IGN praises his character's faults and contrasts with Ichigo shown during their climactic battle, stating that "his problem...is that he's arrogant." The battle was "made better by the fact that these two characters have such different personalities, and they really seem to be bringing the best out of each other." His lack of truly villainous characteristics as an antagonistic role was also praised; in the same review, IGN notes that Ichigo and Byakuya are both "just two people fighting for what they think is right.
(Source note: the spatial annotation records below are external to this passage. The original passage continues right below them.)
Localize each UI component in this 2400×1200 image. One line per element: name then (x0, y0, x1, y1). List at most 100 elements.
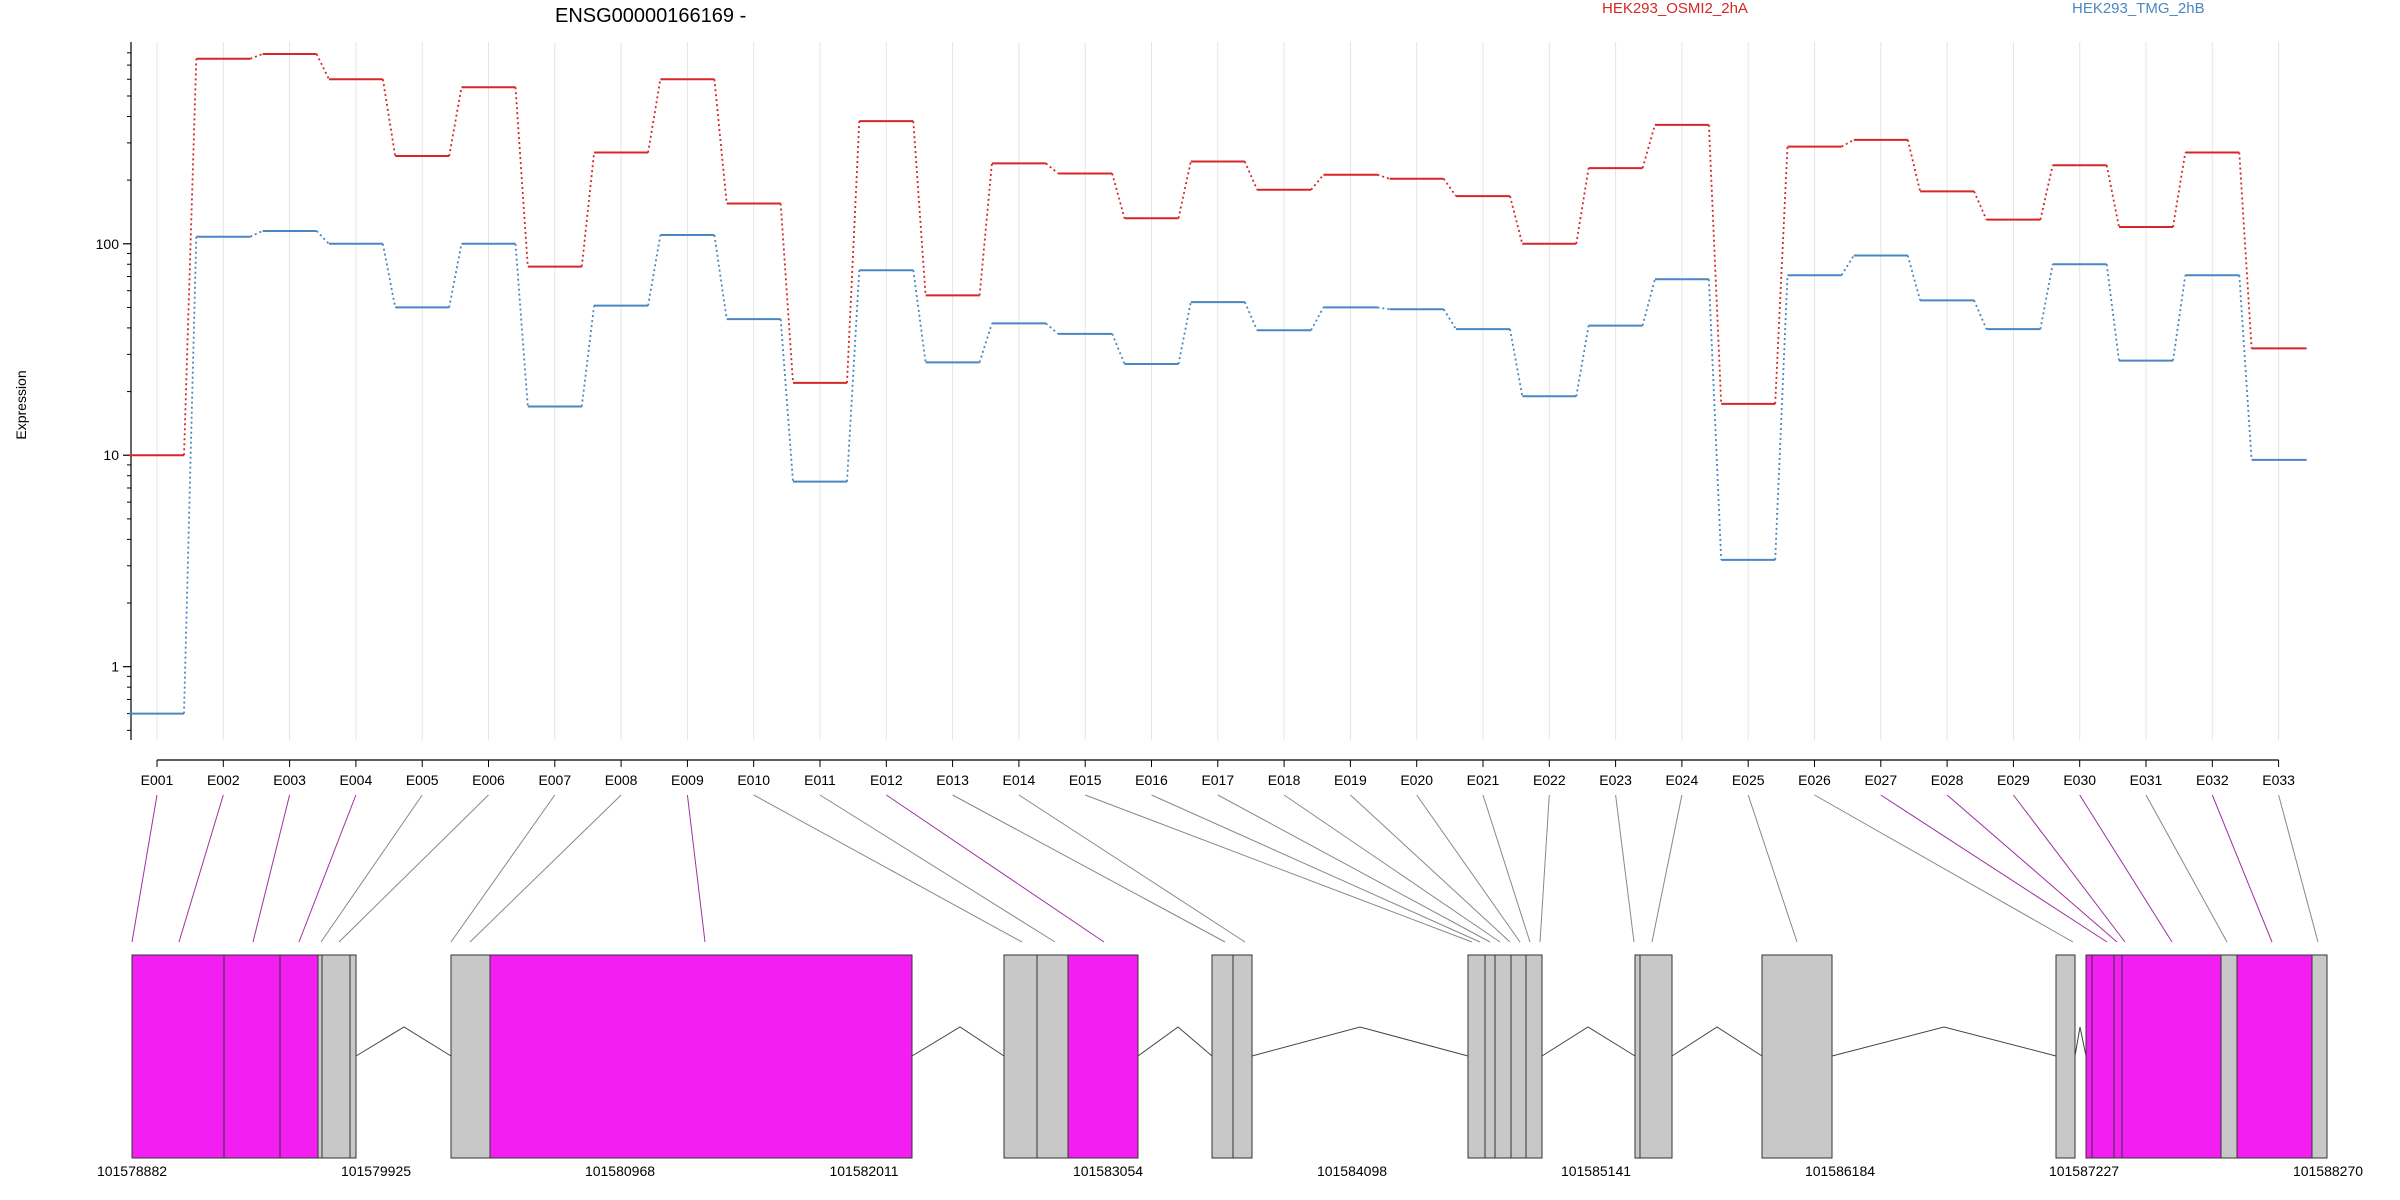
series-1 (129, 52, 2307, 457)
series-transition (846, 121, 861, 383)
exon-connector-e021 (1482, 794, 1531, 943)
exon-connector-lines (131, 794, 2319, 943)
series-transition (1111, 173, 1126, 219)
x-tick-label-e031: E031 (2130, 772, 2163, 788)
exon-connector-e013 (952, 794, 1226, 943)
series-transition (1973, 190, 1988, 221)
exon-connector-e029 (2013, 794, 2126, 943)
series-transition (382, 79, 397, 157)
x-tick-label-e018: E018 (1268, 772, 1301, 788)
exon-connector-e005 (320, 794, 423, 943)
series-transition (1973, 300, 1988, 330)
series-transition (846, 270, 861, 482)
intron-line (355, 1026, 452, 1057)
exon-connector-e018 (1283, 794, 1501, 943)
coordinate-label: 101582011 (829, 1163, 898, 1179)
x-tick-label-e025: E025 (1732, 772, 1765, 788)
exon-connector-e027 (1880, 794, 2108, 943)
coordinate-label: 101588270 (2293, 1163, 2363, 1179)
exon-box (279, 954, 319, 1159)
x-tick-label-e017: E017 (1201, 772, 1234, 788)
series-transition (1243, 161, 1258, 191)
series-transition (1111, 333, 1126, 365)
series-transition (912, 121, 927, 296)
x-tick-label-e032: E032 (2196, 772, 2229, 788)
series-transition (1045, 322, 1059, 335)
series-transition (1774, 146, 1789, 404)
series-transition (1243, 301, 1258, 331)
x-tick-label-e020: E020 (1400, 772, 1433, 788)
intron-line (1831, 1026, 2057, 1057)
exon-box (223, 954, 281, 1159)
series-transition (514, 87, 529, 267)
x-tick-label-e023: E023 (1599, 772, 1632, 788)
series-transition (2172, 152, 2187, 228)
exon-box (450, 954, 491, 1159)
exon-box (1484, 954, 1496, 1159)
intron-line (911, 1026, 1005, 1057)
legend-entry-osmi2: HEK293_OSMI2_2hA (1602, 0, 1748, 17)
chart-title: ENSG00000166169 - (555, 5, 746, 27)
exon-box (349, 954, 357, 1159)
series-transition (2172, 275, 2187, 361)
series-transition (779, 203, 794, 383)
coordinate-label: 101584098 (1317, 1163, 1387, 1179)
series-2 (129, 229, 2307, 715)
series-transition (315, 230, 330, 245)
coordinate-label: 101587227 (2049, 1163, 2119, 1179)
series-transition (647, 79, 662, 153)
exon-box (2085, 954, 2093, 1159)
x-tick-label-e030: E030 (2063, 772, 2096, 788)
exon-connector-e012 (886, 794, 1105, 943)
y-tick-label: 100 (96, 236, 120, 252)
exon-connector-e025 (1747, 794, 1798, 943)
grid-lines (156, 42, 2280, 740)
series-transition (779, 319, 794, 482)
x-tick-label-e024: E024 (1666, 772, 1699, 788)
coordinate-label: 101585141 (1561, 1163, 1631, 1179)
series-transition (1377, 306, 1390, 311)
exon-box (1003, 954, 1038, 1159)
exon-connector-e009 (686, 794, 706, 943)
exon-connector-e002 (178, 794, 224, 943)
series-transition (580, 152, 595, 267)
series-transition (1310, 306, 1325, 331)
series-transition (183, 236, 198, 714)
x-tick-label-e021: E021 (1467, 772, 1500, 788)
series-transition (1906, 255, 1921, 301)
exon-connector-e022 (1539, 794, 1550, 943)
series-transition (514, 243, 529, 407)
exon-box (131, 954, 225, 1159)
x-tick-label-e027: E027 (1864, 772, 1897, 788)
x-tick-label-e028: E028 (1931, 772, 1964, 788)
coordinate-label: 101578882 (97, 1163, 167, 1179)
y-axis-label: Expression (13, 370, 29, 439)
exon-connector-e008 (469, 794, 622, 943)
series-transition (1841, 139, 1855, 148)
series-transition (1177, 161, 1192, 219)
series-transition (1906, 139, 1921, 192)
exon-box (1467, 954, 1486, 1159)
coordinate-label: 101580968 (585, 1163, 655, 1179)
series-transition (249, 230, 263, 238)
series-transition (1509, 328, 1524, 397)
coordinate-label: 101583054 (1073, 1163, 1143, 1179)
series-transition (580, 305, 595, 407)
exon-connector-e033 (2278, 794, 2319, 943)
coordinate-label: 101579925 (341, 1163, 411, 1179)
intron-line (1251, 1026, 1469, 1057)
exon-box (1036, 954, 1069, 1159)
series-transition (978, 163, 993, 296)
series-transition (315, 53, 330, 80)
series-transition (1377, 173, 1390, 180)
exon-box (2236, 954, 2313, 1159)
exon-box (317, 954, 323, 1159)
x-tick-label-e014: E014 (1003, 772, 1036, 788)
series-transition (448, 243, 463, 308)
series-transition (1310, 174, 1325, 191)
exon-connector-e010 (753, 794, 1023, 943)
intron-line (1541, 1026, 1636, 1057)
exon-box (1525, 954, 1543, 1159)
series-transition (448, 87, 463, 157)
series-transition (2238, 152, 2253, 349)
Ichigo for friendship, and Byakuya for honor and Soul Society pride. Instead of the usual evil vs. good battle, it becomes more about whether honor and rules should come first before saving a friend." At the end of the Soul Society arc, moments showing Byakuya's changes in character were heralded as being some of "the best in the episode"; IGN writes "while Byakuya has changed, he still enjoys some of the traditions of the Soul Society."